Political stability and public debt
Political instability caused by the rise of strong opposition groups that threaten to derail the incumbent governments’ plans, revolutionary activities, or increasingly despotic regimes, may cripple an economy and its currency. In 2017, Venezuela saw rising unrest as its ruling party dissolved the National Assembly and stripped it off its legislative powers and parliamentary immunity. 920 battalions were created and maintained, composed of 200,000 militias to respond to violent protests. As a result, from January 2017 to January 2018, the Venezuelan bolivar lost 98% of its value and the economy went into depression.
High public debt encourages inflationary policies to reduce the debt burden in real terms, such as expanding the monetary supply.
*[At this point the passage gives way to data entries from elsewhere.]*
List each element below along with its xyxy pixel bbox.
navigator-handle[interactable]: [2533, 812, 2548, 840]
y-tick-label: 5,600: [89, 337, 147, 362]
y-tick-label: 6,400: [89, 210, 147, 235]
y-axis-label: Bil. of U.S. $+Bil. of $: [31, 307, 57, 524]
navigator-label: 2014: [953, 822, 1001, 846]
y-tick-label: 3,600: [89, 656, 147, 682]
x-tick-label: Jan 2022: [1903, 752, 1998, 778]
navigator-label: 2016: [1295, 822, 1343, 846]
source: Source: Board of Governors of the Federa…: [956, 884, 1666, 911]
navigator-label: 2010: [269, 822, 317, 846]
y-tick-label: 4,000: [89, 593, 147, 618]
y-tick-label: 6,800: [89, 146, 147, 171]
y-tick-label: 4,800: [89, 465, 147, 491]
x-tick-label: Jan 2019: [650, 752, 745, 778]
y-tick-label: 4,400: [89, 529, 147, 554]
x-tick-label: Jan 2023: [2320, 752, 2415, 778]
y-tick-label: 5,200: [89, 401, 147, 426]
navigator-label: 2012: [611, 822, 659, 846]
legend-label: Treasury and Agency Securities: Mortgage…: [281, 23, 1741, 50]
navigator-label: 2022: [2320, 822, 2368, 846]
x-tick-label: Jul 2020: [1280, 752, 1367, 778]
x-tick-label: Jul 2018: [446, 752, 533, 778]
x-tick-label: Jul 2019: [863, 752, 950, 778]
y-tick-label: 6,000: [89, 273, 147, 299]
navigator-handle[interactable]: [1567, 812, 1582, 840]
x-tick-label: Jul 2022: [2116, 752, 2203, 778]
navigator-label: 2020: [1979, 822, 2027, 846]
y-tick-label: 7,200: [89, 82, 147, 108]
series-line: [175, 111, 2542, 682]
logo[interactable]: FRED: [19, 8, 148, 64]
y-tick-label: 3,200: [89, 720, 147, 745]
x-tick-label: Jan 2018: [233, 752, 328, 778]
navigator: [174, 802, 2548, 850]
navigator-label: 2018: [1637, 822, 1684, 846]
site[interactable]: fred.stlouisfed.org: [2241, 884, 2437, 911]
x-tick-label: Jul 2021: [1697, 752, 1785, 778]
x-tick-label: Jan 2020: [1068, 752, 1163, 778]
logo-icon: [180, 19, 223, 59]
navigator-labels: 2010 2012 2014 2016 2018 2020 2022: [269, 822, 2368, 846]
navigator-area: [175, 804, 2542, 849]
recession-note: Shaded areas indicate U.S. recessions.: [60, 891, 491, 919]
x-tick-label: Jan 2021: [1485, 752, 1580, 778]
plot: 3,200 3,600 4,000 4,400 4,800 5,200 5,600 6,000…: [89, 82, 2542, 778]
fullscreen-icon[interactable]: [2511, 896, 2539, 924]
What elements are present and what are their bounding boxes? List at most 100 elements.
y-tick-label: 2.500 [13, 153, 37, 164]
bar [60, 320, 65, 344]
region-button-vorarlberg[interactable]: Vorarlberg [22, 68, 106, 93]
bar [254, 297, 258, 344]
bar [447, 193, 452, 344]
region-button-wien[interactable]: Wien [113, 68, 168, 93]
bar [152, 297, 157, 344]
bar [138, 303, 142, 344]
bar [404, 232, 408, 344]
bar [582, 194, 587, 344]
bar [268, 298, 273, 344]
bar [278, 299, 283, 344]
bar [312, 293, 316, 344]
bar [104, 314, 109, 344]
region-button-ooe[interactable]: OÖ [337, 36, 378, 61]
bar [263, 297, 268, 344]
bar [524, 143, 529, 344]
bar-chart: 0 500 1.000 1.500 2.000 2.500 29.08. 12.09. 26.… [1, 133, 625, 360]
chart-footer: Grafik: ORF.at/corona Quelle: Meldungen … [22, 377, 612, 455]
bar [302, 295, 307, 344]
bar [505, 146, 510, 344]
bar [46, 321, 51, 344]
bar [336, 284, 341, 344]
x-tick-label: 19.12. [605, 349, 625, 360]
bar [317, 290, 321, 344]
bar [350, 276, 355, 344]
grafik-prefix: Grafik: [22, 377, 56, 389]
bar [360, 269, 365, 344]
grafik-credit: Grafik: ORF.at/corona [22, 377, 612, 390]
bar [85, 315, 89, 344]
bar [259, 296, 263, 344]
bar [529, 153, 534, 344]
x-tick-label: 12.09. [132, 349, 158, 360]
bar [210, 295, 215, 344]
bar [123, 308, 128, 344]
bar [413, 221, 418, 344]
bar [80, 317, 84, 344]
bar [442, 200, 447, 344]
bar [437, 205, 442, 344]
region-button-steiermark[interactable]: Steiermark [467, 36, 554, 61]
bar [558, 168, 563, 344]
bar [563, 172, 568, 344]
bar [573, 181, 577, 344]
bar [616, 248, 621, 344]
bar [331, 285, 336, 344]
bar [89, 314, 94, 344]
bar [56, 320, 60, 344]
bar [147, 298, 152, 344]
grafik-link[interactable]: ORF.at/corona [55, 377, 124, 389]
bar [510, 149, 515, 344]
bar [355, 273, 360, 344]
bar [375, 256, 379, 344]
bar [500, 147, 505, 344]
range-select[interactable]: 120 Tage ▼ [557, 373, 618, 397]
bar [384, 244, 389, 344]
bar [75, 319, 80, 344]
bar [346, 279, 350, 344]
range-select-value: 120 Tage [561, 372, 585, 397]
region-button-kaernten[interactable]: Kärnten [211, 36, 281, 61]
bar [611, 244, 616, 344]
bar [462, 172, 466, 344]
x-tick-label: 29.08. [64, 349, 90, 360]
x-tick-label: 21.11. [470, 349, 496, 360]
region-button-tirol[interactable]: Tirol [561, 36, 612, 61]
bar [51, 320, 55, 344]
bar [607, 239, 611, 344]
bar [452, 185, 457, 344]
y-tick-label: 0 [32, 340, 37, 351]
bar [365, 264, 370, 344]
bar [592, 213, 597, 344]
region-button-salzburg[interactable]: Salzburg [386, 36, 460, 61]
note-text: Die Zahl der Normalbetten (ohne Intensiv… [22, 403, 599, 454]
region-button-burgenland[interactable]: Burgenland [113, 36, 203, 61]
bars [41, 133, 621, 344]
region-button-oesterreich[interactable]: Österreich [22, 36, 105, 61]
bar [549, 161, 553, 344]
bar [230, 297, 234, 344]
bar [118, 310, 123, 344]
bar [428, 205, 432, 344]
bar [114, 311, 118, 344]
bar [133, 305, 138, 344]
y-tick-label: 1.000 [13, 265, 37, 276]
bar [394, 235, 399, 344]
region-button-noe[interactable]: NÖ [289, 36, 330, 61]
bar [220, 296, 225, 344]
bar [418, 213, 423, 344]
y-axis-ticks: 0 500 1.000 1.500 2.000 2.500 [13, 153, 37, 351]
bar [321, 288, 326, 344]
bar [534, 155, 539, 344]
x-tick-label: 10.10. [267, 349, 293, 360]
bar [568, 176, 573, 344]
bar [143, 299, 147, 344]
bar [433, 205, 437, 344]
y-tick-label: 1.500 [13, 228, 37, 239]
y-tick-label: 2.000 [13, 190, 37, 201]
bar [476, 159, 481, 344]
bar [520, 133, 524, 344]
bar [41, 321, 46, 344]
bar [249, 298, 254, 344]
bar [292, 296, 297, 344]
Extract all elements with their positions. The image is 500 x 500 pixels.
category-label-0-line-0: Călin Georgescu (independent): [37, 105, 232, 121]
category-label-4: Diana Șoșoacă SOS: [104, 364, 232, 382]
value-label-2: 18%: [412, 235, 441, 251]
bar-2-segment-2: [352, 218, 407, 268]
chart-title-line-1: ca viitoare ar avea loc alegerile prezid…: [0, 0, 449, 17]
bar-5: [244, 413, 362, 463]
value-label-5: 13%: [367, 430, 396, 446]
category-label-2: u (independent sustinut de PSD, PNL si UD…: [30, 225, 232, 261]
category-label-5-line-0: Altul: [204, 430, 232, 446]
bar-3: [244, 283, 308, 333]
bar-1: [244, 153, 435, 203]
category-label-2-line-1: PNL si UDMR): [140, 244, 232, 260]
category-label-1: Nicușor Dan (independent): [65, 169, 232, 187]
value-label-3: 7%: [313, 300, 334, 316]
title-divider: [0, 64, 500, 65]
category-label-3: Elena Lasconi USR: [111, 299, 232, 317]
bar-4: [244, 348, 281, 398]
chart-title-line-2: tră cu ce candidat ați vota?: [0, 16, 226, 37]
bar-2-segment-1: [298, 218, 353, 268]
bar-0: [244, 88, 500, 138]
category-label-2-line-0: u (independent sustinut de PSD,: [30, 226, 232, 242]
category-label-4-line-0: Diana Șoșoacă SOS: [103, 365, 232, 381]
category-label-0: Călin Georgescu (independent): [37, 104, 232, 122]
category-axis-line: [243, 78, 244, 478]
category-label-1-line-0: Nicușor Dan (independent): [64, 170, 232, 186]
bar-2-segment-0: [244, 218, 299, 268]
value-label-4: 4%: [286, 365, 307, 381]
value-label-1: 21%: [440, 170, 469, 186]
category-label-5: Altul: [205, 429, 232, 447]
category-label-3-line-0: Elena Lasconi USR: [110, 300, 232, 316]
And if a government is not able to service its interest payments, it must issue debt to domestic and eventually foreign lenders, raising its borrowing costs and default risks, further weakening its currency. The effect of debt on currency is ultimately determined once again by the trust and confidence investors place in the issuing government. For stable governments with long track records of timely debt repayment and strong currencies, this may not be a big issue. The U.S., Japan, France, U.K. and Germany all have above average levels of debt as a % of GDP but enjoy low borrowing costs and high investor demand, due to faith in their governments and economies.
Figure 1: Public debt to GDP and 10-year government bond yields
Market attitudes towards risk
In times of prosperity and market risk-on, investors increase their portfolio weights of riskier assets, such as emerging market equities and bonds, raising demand for soft currencies as they hunt for higher yields. In 2018, a stronger global economy and capital flowing from U.S. investments to other developed markets and emerging markets, are expected to see the U.S. Dollar depreciate against a basket of currencies.
In times of market duress such as the 2008-9 crisis, hard currencies such as the U.S. Dollar, Japanese Yen, Swiss Franc, Euro, and Pound Sterling are often quick to appreciate, as investors pull capital out of riskier markets and asset classes, and into the safety of developed market government bonds.